Sandwiches and sorrow

Josh Nelson

Lined up across the room on a wooden platform, students wait for their lunch or sit engaged in conversations while being bathed in stained-glass lighting. One day before its lunch services are scheduled to end, the Maintenance Shop is bustling with activity.

The stage, generally the evening home to bands touring the country, is full of customers.

ISU Dining officials announced March 24 the M-Shop lunch service will be closing its doors because of budgetary pressures. Jon Lewis, director of ISU Dining, said the M-Shop was losing $16,000 per year. He said it was an effort to alleviate the $600,000 debt dining services has.

“It was just like any other day at the M-Shop,” said Mara Spooner, senior in political science. “I feel like there were a lot more people there. It was steadily busy the whole time.”
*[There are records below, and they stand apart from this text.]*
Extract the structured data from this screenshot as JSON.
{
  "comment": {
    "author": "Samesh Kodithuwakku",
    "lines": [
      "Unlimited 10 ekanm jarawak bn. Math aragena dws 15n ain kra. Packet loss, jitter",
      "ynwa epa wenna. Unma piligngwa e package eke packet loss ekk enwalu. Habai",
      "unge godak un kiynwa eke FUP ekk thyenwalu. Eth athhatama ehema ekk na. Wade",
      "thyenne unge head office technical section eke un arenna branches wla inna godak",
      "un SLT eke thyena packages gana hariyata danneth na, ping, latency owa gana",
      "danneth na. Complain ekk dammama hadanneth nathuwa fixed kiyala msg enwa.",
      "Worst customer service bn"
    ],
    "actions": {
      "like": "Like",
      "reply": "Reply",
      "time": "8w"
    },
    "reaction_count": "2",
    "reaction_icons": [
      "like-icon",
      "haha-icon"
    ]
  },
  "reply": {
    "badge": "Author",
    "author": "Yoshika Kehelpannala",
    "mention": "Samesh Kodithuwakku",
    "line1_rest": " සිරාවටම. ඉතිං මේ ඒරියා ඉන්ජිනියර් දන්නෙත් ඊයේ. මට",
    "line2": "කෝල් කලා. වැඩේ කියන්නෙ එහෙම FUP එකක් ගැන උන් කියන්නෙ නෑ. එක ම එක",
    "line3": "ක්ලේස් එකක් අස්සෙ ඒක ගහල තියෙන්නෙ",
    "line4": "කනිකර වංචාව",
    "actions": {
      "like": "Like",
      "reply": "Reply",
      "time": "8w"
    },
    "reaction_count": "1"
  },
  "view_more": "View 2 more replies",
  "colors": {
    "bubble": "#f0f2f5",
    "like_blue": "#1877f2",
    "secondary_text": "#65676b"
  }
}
Spooner said she had not gone to the M-Shop very often in previous years, although this year she has become a regular.

“It’s a better alternative than the food court,” she said.

Talitha Fox, president of the Student Union Board, said she has mixed feelings about the closure.
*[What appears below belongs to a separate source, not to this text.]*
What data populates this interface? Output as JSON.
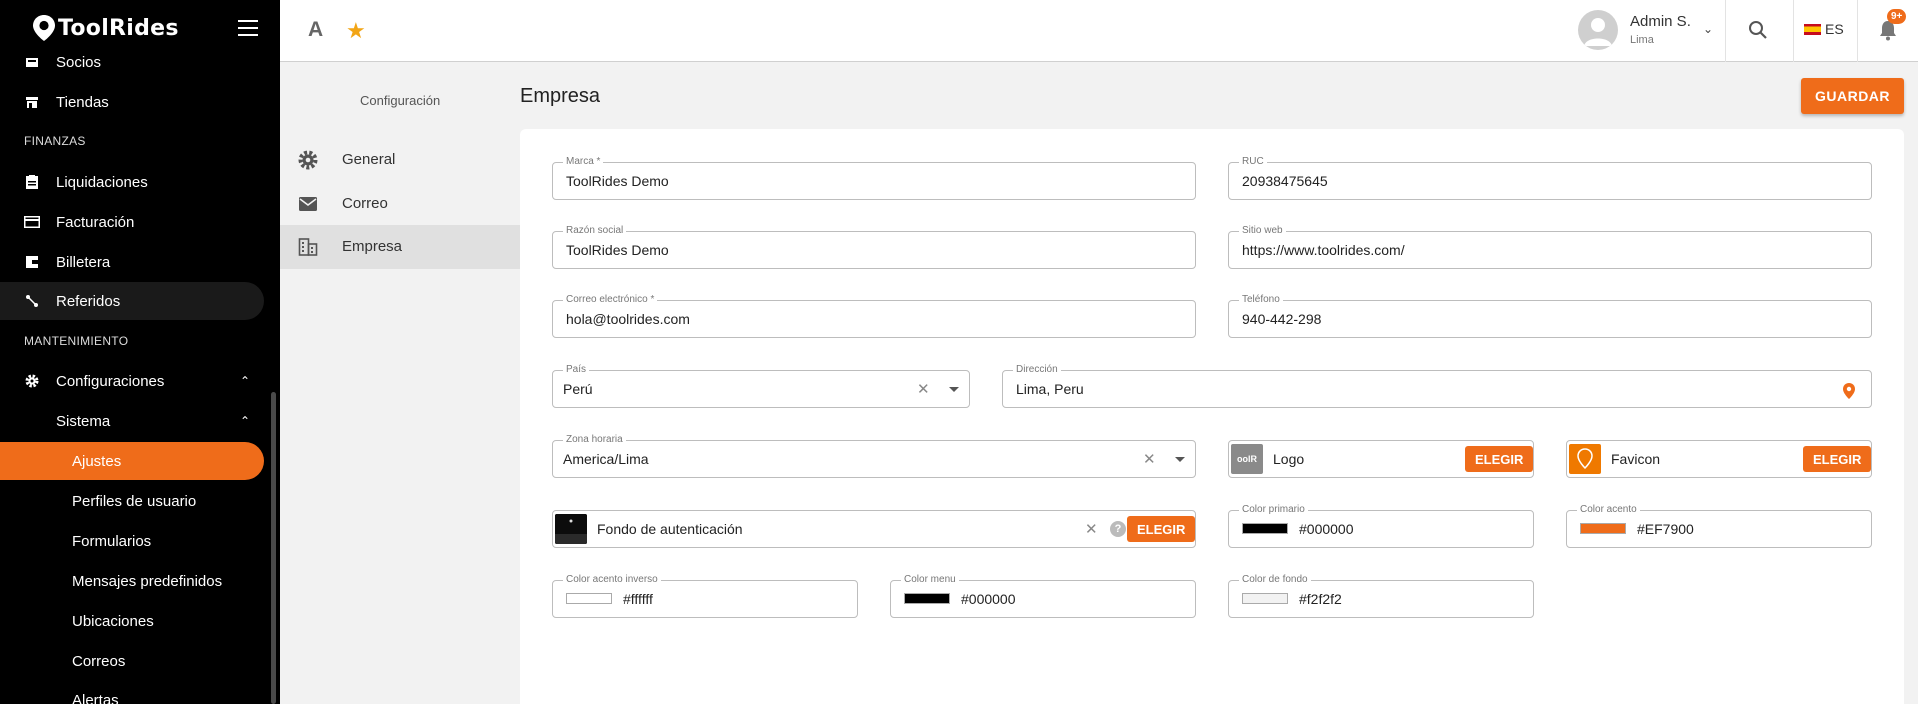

She said it would be hard to raise enough money to cover the debt, but it is still depressing to see the service end.

“I’m extra sad,” Fox said. “I think tomorrow is going to be an extremely emotional day.”

Kelly Considine, an employee at the M-Shop, said many of the employees there are taking the news hard. ISU Dining offered employees new positions within dining services, but no one has accepted, she said.

“We kind of describe it as the Memorial Union breaking up with us,” Considine said.

She said this is the second time she has lost a job because of budget cuts. Her first job was as a hall desk assistant at Towers. She was let go after the Department of Residence could not afford her position.

Considine, senior in horticulture, said the M-Shop offered a unique, laid-back environment that will now be lost.

“It didn’t feel like a job,” she said. “It felt like hanging out with friends, like taking a break from the day.”

Fox said she realized the M-Shop’s lunch service would not be able to be salvaged after a meeting last week with Lewis and Thomas Hill, vice president for student affairs.

“That’s when it hit me that it’s highly unlikely [it would stay open]. Even in a year’s time, it’s hard to come up with that much money,” she said.

Considine said many of the employees felt that administrators were apathetic toward their situation. She said a group of employees were snubbed at a public forum on April 12 held by Hill, Lewis and Richard Reynolds, director of the Memorial Union. Days later, she said, Hill came into the M-Shop to gather feedback from customers. After talking to everyone there, he left and returned with food from the union’s food court.

“That was a smack in the face,” Considine said.

A farewell is planned for Friday after the final lunch service at 2 p.m., Fox said.

A coloring contest and other events to memorialize the service are planned as part of the farewell, she said.

“On Friday afternoons, the staff just kind of hangs out,” Considine said. “It’s a great way to end — on a good vibe.”